Colorado Sens. Michael Bennet (D-CO) and John Hickenlooper (D-CO) are calling for an end to legal discrimination against LGBTQ+ members at a federal level. But after the House passed the Equality Act earlier this year, its future in the Senate remains uncertain at best.

“Just heard the Equality Act passed the House! Now it’s up to us in the Senate to pass it too. LBGTQ+ folks have waited too long for these protections,” Hickenlooper, who is a co-sponsor of the Equality Act in the Senate along with Bennet, said on Twitter following the House vote in February.

But with yet another Pride Month come and gone, those sought-after protections remain out of reach for millions of Americans.

The Senate has yet to take up the legislation, despite Majority Leader Chuck Schumer (D-NY) vowing to “put it on the floor.”

The chamber’s inaction has frustrated many gay rights activists and progressive Democrats.

“It is really frustrating,” Congresswoman Marie Newman (D-IL), who has a transgender daughter, said of the Senate delay in an interview with Teen Vogue. “I think it will come to the Senate floor inside this calendar year, and I think there’s a chance it will pass, but that takes work…. I will ask everybody in America to continue to put pressure on their senators.”

Without support from a single Senate Republican, there’s almost no chance that the Equality Act will pass.

The Equality Act would amend the 1964 Civil Rights Act, which banned discrimination on the basis of race, color, religion and national origin. It would extend those protections to include sex, sexual orientation and gender identity. 

There is currently no federal law that protects LGBTQ+ Americans against discrimination in housing, employment or public accommodation, and 27 states lack any statewide anti-discrimination law

“Our history has been a story of our struggle between the promise of equality and the reality of inequality in America,” Bennet said on Twitter following to House vote. “The House passed the Equality Act to help fulfill that promise for LGBTQ Americans. It’s past time for the Senate act.”

The House passed the Equality Act by a vote of 224-206 on February 25. The vote was largely along party lines, with three Republican lawmakers joining their Democratic colleagues.

Colorado’s U.S. House members similarly stuck to their respective party lines, with all four Democrats voting in favor of the legislation, while two of the three GOP members opposed it. Congresswoman Lauren Boebert (R-CO) did not cast a vote.
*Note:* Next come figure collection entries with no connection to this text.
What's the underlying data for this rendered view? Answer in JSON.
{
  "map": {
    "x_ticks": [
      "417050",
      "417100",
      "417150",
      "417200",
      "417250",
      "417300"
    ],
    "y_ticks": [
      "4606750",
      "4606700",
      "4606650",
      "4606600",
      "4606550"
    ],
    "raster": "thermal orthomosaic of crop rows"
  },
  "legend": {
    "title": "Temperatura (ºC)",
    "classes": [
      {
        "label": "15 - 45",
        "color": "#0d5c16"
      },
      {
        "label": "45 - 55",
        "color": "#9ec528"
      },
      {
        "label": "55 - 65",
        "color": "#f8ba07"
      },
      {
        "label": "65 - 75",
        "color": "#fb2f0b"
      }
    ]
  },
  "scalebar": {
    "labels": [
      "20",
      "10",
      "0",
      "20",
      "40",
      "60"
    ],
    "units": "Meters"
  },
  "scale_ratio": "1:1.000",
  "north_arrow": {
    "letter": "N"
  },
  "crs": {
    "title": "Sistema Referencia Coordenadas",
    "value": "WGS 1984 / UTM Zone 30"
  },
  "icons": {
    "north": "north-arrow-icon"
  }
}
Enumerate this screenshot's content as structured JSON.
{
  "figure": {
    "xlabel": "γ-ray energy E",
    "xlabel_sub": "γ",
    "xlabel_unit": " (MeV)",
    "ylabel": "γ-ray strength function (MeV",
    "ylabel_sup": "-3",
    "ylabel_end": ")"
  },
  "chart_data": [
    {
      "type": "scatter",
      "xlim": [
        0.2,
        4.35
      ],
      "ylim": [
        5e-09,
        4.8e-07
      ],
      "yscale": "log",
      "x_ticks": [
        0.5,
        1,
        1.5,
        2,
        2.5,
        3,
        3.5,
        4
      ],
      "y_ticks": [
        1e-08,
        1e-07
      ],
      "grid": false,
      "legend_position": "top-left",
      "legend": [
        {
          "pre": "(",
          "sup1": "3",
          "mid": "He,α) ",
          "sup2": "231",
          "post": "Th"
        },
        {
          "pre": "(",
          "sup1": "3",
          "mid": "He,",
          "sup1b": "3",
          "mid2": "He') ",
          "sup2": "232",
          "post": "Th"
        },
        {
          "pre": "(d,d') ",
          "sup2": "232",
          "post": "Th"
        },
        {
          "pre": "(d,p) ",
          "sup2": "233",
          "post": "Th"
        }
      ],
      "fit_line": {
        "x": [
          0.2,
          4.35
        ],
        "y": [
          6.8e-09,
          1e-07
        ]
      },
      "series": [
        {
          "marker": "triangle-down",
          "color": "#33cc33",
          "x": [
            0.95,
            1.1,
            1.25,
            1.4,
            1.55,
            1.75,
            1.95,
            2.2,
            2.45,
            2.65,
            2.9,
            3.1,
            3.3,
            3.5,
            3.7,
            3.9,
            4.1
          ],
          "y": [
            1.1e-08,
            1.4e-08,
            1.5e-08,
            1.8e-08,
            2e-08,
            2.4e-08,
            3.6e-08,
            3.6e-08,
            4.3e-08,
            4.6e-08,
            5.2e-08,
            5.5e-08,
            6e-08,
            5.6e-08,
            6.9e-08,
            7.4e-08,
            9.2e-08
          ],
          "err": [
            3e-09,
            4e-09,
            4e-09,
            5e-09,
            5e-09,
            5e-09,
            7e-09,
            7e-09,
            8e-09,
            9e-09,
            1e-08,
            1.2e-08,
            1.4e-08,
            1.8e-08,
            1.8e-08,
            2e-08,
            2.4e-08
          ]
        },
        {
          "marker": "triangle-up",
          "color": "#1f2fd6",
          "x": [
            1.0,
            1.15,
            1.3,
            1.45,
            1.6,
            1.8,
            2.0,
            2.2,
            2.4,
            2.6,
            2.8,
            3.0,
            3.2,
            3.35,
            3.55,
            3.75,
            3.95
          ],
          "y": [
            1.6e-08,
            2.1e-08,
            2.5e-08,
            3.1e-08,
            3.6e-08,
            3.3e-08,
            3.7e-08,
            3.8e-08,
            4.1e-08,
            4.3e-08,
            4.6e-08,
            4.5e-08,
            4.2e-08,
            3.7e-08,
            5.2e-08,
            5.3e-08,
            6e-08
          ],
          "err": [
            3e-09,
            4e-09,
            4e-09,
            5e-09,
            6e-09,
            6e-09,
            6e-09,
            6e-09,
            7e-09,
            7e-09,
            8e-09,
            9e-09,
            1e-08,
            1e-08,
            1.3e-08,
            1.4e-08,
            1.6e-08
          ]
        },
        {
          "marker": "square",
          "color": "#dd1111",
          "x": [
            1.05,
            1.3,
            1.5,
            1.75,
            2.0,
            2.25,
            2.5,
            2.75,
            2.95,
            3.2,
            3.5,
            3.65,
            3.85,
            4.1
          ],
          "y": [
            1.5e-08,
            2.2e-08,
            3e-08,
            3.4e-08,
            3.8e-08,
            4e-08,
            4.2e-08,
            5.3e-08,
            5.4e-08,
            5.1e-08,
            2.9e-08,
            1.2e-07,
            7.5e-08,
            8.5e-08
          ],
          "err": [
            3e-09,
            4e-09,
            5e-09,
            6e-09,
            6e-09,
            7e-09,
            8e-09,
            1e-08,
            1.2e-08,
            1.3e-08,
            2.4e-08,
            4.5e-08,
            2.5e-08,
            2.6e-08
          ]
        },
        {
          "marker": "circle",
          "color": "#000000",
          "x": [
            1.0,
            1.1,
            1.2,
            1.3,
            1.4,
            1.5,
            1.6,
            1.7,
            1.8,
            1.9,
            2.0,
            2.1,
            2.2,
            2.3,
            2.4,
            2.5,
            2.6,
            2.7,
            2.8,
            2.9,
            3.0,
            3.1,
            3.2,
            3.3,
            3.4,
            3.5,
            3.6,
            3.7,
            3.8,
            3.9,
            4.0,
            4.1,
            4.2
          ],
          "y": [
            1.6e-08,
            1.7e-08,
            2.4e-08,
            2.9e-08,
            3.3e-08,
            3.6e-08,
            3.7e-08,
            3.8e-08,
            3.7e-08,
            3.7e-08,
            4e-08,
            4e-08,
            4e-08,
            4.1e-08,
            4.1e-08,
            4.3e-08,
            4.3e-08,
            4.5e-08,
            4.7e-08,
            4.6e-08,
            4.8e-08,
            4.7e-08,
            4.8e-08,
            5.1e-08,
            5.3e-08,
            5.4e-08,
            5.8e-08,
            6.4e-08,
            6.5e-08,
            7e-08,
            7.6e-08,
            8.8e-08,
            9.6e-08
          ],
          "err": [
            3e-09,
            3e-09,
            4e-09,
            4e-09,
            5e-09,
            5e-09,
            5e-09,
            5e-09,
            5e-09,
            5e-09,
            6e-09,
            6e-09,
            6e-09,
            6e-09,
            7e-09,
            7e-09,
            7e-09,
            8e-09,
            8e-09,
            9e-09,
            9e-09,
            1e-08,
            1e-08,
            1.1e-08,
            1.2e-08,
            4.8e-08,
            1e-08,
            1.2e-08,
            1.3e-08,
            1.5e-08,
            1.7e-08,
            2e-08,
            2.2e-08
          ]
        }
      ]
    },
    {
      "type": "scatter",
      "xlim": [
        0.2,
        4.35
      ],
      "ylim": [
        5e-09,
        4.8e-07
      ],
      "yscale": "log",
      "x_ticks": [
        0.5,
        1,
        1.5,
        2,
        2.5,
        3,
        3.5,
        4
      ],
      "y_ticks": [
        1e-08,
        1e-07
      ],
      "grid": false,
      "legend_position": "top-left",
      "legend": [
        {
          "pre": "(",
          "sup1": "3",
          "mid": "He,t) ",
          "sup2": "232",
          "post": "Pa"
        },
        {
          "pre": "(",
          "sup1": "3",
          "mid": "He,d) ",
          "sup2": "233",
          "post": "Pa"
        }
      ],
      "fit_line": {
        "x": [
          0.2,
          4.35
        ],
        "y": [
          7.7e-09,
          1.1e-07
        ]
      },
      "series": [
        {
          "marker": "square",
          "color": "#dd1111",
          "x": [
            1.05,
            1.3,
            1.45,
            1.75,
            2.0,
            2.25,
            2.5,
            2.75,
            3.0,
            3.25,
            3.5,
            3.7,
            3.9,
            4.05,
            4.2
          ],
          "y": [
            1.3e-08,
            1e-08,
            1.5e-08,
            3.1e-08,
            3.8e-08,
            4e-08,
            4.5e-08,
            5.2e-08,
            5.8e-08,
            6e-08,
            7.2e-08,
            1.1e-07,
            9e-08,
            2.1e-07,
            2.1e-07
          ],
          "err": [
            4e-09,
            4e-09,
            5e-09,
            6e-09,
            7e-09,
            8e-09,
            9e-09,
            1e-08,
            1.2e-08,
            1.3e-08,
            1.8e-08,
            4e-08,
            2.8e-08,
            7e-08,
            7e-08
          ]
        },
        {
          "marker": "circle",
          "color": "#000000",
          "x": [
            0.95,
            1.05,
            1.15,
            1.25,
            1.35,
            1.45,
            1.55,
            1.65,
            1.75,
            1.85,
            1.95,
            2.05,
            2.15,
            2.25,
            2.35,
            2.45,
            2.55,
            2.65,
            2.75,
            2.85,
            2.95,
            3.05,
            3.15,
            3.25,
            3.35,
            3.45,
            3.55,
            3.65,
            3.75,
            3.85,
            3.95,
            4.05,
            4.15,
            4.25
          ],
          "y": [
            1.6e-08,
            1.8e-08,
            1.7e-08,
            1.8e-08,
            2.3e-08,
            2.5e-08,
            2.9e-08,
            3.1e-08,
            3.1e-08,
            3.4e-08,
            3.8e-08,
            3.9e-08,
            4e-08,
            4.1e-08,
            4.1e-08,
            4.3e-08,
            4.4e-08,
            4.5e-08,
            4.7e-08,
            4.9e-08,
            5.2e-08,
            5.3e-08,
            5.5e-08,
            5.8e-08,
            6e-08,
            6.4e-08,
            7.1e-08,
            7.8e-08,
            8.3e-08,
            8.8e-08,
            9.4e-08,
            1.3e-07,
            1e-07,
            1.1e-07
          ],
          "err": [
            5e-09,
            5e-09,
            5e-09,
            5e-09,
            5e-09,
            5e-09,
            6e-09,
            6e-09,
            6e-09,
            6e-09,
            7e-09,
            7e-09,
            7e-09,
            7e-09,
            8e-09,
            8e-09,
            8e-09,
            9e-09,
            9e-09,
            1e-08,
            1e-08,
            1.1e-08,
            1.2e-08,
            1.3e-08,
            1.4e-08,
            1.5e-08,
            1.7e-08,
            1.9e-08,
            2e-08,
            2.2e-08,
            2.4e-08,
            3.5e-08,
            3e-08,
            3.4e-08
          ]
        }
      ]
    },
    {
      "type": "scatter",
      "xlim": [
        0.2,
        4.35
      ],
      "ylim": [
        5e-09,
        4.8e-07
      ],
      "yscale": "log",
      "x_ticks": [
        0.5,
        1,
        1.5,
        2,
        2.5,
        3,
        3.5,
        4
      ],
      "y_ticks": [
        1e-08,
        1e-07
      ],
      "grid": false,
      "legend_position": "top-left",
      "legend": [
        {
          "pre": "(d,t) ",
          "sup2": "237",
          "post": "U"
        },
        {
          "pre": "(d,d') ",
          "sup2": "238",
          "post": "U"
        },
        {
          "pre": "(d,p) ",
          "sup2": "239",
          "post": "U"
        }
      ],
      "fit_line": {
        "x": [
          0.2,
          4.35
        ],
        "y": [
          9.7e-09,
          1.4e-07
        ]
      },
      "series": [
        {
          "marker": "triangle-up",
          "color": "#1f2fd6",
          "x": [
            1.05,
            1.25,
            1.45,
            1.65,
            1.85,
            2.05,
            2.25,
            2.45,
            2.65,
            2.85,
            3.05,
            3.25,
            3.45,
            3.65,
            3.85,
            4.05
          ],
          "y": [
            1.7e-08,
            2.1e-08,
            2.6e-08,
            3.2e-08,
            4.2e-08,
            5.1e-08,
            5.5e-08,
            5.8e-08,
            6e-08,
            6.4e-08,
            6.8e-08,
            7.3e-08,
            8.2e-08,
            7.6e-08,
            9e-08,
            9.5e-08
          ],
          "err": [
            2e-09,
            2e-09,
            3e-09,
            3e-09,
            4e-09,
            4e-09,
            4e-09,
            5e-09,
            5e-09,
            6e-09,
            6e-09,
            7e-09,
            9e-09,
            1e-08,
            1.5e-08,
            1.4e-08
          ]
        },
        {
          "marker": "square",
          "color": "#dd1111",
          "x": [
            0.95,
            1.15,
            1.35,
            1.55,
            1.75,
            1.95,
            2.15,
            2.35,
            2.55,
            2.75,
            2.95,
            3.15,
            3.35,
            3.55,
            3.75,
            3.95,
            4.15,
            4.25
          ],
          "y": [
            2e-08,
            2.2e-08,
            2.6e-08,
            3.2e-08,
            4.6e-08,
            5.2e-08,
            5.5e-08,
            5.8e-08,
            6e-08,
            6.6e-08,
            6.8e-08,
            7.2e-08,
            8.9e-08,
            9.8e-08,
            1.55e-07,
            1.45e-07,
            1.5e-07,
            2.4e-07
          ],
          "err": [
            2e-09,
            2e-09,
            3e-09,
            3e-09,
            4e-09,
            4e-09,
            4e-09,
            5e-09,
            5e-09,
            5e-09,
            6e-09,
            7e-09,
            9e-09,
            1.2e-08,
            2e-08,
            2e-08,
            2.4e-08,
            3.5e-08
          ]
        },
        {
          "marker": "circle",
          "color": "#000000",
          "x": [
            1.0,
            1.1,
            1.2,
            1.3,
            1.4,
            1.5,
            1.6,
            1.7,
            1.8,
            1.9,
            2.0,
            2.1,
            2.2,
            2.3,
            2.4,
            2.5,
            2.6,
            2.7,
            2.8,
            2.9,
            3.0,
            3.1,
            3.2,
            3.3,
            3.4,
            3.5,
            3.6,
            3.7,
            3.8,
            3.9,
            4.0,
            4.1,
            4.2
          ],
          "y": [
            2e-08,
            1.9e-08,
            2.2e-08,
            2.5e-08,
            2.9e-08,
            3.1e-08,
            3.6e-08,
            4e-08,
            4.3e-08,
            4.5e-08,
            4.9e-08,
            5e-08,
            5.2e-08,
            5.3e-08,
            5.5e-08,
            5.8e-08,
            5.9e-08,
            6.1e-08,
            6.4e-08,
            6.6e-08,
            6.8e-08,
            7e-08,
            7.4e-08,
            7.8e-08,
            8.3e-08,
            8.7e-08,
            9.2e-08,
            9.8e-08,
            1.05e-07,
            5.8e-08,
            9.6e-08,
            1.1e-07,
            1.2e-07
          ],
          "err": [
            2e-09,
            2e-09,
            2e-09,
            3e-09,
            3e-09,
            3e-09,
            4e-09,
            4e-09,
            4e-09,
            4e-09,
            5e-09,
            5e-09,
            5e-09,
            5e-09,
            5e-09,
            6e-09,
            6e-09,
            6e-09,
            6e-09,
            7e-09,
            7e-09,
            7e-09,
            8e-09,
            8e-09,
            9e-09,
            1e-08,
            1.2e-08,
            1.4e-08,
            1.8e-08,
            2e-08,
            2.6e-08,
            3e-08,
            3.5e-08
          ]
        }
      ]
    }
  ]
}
However, the freshman lawmaker is a staunch opponent of the legislation, often referring to it as the “Inequality Act.”

“The Equality Act. Equality for who, Madam Speaker?” Boebert said during a floor speech two days before the final House vote. “Where is the equality in this legislation for the young girls across America who have to look behind their backs as they change in their school locker rooms just to make sure there isn’t a confused man trying to catch a peek?”

She concluded her remarks with this: “It’s astounding: up is down, wrong is right, left is right, boys are girls and vice versa.”

Just like Boebert, many Republicans view the bill as a threat to religious liberty and women’s rights.

The American public broadly supports anti-discrimination protection for LGBTQ+ members. A recent poll by the Public Religion Research Institute found that nearly 8 in 10 Americans support protections laid out in the Equality Act, including 62% of Republicans.

At the same time, a growing number of states have introduced bills to restrict the rights of transgender people across the country.

President Joe Biden said signing the bill into law would be among his top legislative priorities. But for the bill to even reach the president’s desk, it would require the votes of at least 10 Republicans and all Democrats to reach the 60-vote threshold and avoid a filibuster.

And so, the Equality Act has once again stalled in the depths of the U.S. Senate. Just like it did last year.

“When LGBTQ Americans can get married on a Sunday and fired on a Monday for it — there is more to do. We must pass the Equality Act,” Bennet tweeted on June 26, which marked the six-year anniversary of the Supreme Court decision that legalized same-sex marriage.